Iskanian Decision Yields Opinion Of Four, Plus Justice Chin, Concurring, Plus Justice Werdegar, Concurring And Dissenting
In a much-awaited decision, the California Supreme Court has ruled that a state's refusal to enforce a class action waiver on grounds of public policy or unconscionability is preempted by the Federal Arbitration Act (FAA), but that the FAA does not preempt a state law that prohibits waiver of Labor Code Private Attorneys General Act of 2004 (PAGA) representative actions in an employment contract. Iskanian v. CLS Transportation Los Angeles, LLC, No. S204032 (Sup. Ct. June 23, 2014).
Class Action Waiver
In a majority opinion penned by Justice Lui, with Chief Justice Cantil-Sakauye and Justices Corrigan and Kennard concurring, the court holds that Gentry v. Superior Court, 42 Cal.4th 443 (2007) has been abrogated by SCOTUS precedent. The Justices reject the argument that the employee class action waiver is unlawful under under the National Labor Relations Act.
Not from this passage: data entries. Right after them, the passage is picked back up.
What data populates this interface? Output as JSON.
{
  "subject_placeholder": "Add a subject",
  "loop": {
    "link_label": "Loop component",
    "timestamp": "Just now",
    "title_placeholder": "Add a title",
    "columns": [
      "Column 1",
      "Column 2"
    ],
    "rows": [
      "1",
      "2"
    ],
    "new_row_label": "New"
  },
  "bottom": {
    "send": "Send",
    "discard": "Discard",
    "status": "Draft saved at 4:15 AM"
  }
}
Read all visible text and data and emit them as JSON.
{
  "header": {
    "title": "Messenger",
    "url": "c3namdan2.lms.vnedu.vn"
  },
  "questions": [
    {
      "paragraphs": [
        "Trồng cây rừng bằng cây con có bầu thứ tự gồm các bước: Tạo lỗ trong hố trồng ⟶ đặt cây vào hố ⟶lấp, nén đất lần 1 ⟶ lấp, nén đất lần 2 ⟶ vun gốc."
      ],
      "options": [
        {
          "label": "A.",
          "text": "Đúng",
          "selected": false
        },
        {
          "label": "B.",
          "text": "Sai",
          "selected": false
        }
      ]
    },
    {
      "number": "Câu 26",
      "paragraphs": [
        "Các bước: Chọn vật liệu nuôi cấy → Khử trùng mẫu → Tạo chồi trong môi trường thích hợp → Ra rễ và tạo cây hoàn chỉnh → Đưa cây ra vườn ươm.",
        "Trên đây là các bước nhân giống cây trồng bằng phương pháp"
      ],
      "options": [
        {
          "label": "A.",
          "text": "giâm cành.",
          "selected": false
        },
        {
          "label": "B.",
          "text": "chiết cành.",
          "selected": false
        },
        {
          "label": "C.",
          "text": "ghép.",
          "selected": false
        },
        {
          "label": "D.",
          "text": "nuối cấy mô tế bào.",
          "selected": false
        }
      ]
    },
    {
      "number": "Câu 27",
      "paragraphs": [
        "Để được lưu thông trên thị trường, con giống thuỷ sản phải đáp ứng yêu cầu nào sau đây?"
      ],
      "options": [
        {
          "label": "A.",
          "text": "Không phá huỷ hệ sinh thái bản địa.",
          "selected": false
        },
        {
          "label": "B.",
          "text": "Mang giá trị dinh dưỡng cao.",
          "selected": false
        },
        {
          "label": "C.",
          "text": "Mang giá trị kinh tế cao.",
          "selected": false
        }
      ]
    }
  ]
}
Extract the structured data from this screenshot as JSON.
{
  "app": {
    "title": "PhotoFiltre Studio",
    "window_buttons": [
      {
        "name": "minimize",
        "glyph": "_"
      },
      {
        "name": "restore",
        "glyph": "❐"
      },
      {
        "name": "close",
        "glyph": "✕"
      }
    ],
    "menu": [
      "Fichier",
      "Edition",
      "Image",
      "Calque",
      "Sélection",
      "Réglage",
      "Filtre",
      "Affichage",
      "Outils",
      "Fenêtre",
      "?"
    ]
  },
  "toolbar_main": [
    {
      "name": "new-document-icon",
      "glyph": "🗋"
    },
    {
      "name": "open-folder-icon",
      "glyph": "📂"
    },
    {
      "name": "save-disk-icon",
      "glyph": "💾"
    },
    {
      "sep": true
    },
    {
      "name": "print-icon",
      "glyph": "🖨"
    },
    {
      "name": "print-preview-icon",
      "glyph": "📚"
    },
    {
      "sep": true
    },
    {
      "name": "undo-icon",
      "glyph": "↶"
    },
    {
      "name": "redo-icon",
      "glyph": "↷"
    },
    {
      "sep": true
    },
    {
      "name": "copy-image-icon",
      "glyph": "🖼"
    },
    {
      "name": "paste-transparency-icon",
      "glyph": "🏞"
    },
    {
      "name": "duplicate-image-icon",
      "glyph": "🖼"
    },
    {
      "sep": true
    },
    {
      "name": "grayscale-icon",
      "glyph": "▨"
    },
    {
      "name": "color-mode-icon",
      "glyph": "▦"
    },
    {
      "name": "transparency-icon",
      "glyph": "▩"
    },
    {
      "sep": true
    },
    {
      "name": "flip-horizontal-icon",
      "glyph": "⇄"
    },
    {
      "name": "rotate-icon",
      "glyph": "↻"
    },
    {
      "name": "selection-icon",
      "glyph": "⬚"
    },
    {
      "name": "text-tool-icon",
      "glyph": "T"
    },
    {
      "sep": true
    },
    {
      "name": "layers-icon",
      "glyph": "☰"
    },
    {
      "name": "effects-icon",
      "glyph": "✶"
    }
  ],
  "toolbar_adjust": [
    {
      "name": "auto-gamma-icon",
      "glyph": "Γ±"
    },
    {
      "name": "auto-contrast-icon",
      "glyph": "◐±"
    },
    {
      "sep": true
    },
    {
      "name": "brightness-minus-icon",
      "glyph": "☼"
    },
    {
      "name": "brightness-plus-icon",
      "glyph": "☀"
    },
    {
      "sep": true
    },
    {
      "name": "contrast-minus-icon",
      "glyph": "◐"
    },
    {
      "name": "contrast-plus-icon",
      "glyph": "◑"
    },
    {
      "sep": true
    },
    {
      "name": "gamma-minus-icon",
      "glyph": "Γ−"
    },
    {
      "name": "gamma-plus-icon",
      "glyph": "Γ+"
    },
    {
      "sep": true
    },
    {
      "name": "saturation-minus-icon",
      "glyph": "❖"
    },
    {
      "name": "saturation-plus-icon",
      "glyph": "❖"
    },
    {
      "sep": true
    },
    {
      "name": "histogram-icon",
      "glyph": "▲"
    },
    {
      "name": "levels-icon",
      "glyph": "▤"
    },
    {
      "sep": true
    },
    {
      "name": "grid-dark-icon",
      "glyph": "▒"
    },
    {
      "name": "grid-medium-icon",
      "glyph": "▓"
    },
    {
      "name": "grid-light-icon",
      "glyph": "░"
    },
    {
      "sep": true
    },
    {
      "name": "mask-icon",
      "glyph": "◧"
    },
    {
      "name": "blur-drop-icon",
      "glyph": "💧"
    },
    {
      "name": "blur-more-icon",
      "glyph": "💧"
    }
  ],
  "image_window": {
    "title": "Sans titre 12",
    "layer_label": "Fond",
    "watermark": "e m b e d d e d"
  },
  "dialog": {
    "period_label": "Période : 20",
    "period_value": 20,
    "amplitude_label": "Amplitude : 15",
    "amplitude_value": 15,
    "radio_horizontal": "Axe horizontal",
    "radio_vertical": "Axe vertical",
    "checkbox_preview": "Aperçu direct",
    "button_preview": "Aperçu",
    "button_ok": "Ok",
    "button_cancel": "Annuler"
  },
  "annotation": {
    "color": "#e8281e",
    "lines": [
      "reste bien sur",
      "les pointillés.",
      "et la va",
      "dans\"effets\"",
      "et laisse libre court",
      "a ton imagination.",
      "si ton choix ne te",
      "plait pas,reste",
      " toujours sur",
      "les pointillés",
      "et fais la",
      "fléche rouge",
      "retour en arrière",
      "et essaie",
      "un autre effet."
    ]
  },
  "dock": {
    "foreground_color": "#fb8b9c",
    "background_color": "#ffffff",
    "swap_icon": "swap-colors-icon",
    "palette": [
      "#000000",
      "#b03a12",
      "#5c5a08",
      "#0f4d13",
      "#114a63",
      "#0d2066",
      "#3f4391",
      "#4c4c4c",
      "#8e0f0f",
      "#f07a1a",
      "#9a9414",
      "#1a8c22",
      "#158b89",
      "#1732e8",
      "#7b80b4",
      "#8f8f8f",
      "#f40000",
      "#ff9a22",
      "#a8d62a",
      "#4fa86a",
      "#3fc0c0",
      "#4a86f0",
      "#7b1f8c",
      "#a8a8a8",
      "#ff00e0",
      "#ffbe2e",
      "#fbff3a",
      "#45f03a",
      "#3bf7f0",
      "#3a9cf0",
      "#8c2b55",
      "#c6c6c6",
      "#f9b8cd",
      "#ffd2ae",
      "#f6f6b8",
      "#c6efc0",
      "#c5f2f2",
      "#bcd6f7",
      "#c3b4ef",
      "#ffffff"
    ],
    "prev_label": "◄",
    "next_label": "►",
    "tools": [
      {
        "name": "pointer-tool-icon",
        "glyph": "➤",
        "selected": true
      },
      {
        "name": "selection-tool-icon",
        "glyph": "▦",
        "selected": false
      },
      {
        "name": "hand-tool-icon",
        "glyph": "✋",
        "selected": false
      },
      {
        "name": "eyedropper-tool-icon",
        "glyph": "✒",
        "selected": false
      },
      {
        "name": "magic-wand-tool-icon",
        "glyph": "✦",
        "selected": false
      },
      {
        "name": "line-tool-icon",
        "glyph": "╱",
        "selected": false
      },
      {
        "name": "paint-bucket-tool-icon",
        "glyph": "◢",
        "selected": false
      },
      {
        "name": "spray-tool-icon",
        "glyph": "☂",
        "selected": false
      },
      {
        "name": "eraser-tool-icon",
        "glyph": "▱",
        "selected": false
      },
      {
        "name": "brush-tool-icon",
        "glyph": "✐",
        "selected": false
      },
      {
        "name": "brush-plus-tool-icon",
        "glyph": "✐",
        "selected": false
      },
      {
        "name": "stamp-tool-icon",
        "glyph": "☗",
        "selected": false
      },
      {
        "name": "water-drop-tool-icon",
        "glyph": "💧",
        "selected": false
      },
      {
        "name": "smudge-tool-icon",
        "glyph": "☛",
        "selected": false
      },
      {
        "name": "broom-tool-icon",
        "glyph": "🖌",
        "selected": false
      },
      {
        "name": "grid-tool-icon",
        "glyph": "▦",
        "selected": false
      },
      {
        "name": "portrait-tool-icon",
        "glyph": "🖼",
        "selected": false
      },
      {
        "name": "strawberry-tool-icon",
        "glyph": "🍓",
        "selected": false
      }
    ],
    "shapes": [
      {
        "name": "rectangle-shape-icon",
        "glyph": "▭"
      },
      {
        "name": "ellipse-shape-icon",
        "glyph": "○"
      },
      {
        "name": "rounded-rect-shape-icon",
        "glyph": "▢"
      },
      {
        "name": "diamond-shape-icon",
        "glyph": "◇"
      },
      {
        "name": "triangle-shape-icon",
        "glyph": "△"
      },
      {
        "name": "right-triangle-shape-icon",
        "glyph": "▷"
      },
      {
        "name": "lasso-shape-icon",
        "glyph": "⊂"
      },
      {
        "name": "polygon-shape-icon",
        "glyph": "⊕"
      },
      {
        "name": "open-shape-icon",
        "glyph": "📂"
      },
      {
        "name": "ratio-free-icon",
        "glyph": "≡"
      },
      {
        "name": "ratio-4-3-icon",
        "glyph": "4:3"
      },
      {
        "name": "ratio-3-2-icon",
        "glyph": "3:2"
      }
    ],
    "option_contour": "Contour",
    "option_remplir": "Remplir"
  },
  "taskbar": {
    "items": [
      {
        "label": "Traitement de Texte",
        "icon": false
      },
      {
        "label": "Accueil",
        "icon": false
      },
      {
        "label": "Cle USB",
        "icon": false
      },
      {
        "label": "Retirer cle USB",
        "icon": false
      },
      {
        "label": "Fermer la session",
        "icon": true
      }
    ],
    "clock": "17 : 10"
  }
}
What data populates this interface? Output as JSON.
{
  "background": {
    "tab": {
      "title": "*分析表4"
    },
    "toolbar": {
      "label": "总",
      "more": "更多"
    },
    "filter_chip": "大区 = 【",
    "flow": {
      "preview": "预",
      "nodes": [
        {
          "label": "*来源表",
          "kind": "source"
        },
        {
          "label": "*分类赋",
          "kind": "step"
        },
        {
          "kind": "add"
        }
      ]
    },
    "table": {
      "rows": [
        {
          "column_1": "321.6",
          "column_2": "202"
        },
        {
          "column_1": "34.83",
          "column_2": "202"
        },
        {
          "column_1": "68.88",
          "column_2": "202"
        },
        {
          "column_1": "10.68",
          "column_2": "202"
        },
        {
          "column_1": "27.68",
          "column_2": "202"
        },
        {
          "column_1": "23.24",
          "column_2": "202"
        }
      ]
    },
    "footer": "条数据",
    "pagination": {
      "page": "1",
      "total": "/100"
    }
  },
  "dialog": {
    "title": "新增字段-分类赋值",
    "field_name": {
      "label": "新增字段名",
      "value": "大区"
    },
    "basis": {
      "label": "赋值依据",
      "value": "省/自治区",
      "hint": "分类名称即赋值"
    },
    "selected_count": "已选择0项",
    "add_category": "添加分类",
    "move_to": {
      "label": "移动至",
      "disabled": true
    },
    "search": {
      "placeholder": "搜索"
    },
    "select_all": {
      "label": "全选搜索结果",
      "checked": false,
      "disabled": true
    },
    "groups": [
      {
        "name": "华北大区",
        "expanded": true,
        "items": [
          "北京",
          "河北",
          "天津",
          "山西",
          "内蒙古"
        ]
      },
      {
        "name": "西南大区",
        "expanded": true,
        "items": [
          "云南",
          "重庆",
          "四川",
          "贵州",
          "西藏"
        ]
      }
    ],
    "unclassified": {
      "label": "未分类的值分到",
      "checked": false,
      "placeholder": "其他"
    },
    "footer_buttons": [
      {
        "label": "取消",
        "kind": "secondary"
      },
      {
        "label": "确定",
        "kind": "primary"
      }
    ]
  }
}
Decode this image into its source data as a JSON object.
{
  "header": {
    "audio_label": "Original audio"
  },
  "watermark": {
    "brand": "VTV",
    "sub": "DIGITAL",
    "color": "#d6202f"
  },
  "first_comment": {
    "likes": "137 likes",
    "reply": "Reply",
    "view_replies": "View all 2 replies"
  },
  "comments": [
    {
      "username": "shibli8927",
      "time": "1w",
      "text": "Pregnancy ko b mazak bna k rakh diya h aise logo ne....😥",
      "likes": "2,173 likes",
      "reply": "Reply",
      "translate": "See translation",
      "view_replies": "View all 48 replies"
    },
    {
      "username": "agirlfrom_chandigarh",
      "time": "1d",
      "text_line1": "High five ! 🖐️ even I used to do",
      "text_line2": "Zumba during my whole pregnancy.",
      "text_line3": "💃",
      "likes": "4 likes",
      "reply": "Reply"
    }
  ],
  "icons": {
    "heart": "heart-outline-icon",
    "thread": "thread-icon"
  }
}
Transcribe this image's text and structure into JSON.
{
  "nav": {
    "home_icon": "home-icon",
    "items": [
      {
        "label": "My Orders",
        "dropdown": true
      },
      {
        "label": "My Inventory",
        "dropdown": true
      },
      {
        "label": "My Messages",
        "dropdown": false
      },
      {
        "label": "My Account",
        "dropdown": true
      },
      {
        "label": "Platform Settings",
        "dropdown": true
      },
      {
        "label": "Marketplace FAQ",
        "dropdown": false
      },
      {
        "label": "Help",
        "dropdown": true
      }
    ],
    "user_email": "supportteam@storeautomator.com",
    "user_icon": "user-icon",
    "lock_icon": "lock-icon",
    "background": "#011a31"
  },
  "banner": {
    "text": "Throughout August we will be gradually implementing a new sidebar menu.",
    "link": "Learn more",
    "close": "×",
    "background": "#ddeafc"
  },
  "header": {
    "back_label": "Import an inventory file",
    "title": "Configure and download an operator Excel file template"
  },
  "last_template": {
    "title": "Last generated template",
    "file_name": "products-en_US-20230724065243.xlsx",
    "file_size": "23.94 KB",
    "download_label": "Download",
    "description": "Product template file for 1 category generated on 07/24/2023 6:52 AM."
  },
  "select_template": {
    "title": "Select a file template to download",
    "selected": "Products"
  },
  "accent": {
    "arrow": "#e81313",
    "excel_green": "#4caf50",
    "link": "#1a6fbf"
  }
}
PAGA Representative Action.
In March 12, and March 16, 2014 posts, I wrote that we are,
"in a somewhat fuzzy area regarding FAA preemption of California statutory rights to file a court action – especially in those instances where the beneficiary of the statutory right may include the public, and not just the individual who is a party to the arbitration agreement. Example: Private Attorney General Act (PAGA) employment claims.”
Not so fuzzy anymore with respect to PAGA.
The Iskanian majority explains that “an arbitration agreement requiring an employee as a condition of employment to give up the right to bring representative PAGA actions in any forum is contrary to public policy.” The PAGA action is analogous to a qui tam action, brought by an individual, but benefitting the public. Furthermore, the majority concludes that a PAGA action does not frustrate the FAA’s objectives:
“Simply put, a PAGA claim lies outside the FAA’s coverage because it is not a dispute between an employer and an employee arising out of their contractual relationship. It is a dispute between an employer and the state, which alleges directly or through its agents . . . that the employer has violated the Labor Code.”
Concurrences and Dissent.
Justice Chin agrees that Gentry is inconsistent with SCOTUS precedent interpreting the FAA, while disagreeing with some of the majority’s reasoning. He does not agree that the approach to unconsionability of a majority of the court “may ‘be' squared’ with the high court’s FAA decisions.” While agreeing the PAGA waiver is unenforceable, Justice Chin takes a different route to get there: he believes that “the conclusion that the arbitration agreement here is invalid insofar as it forbids Iskanian from asserting his statutory right under PAGA in any forum does not run afoul of the FAA.”
Justice Werdegar agrees that Iskanian’s PAGA claims are not foreclosed by his employment contract or by the FAA. But she believes that “[t]oday’s class waivers are the descendants of last century’s yellow dog contracts.” She believes that the enforcement of class waivers in employment contracts violates the employees’ rights to collective action, and thus constitutes an unfair labor practice.
BLAWG BONUS: Justice Werdegar explains that employment contracts prohibiting collective action date to the 19th century, and were first known as “ironclads,” also as “yellow-dog contracts.” Wikipedia explains:
“A yellow-dog contract . . . is an agreement between an employer and an employee in which the employee agrees, as a condition of employment, not to be a member of a labor union. In the United States, such contracts were, until the 1930s, widely used by employers to prevent the formation of unions, most often by permitting employers to take legal action against union organizers. In 1932, yellow-dog contracts were outlawed in the United States under the Norris-LaGuardia Act.”
Further note: Before the Norris-LaGuardia Act, SCOTUS declared an act banning yellow-dog contracts unconstitutional in Adair v. United States, 208 U.S. 161 (1908).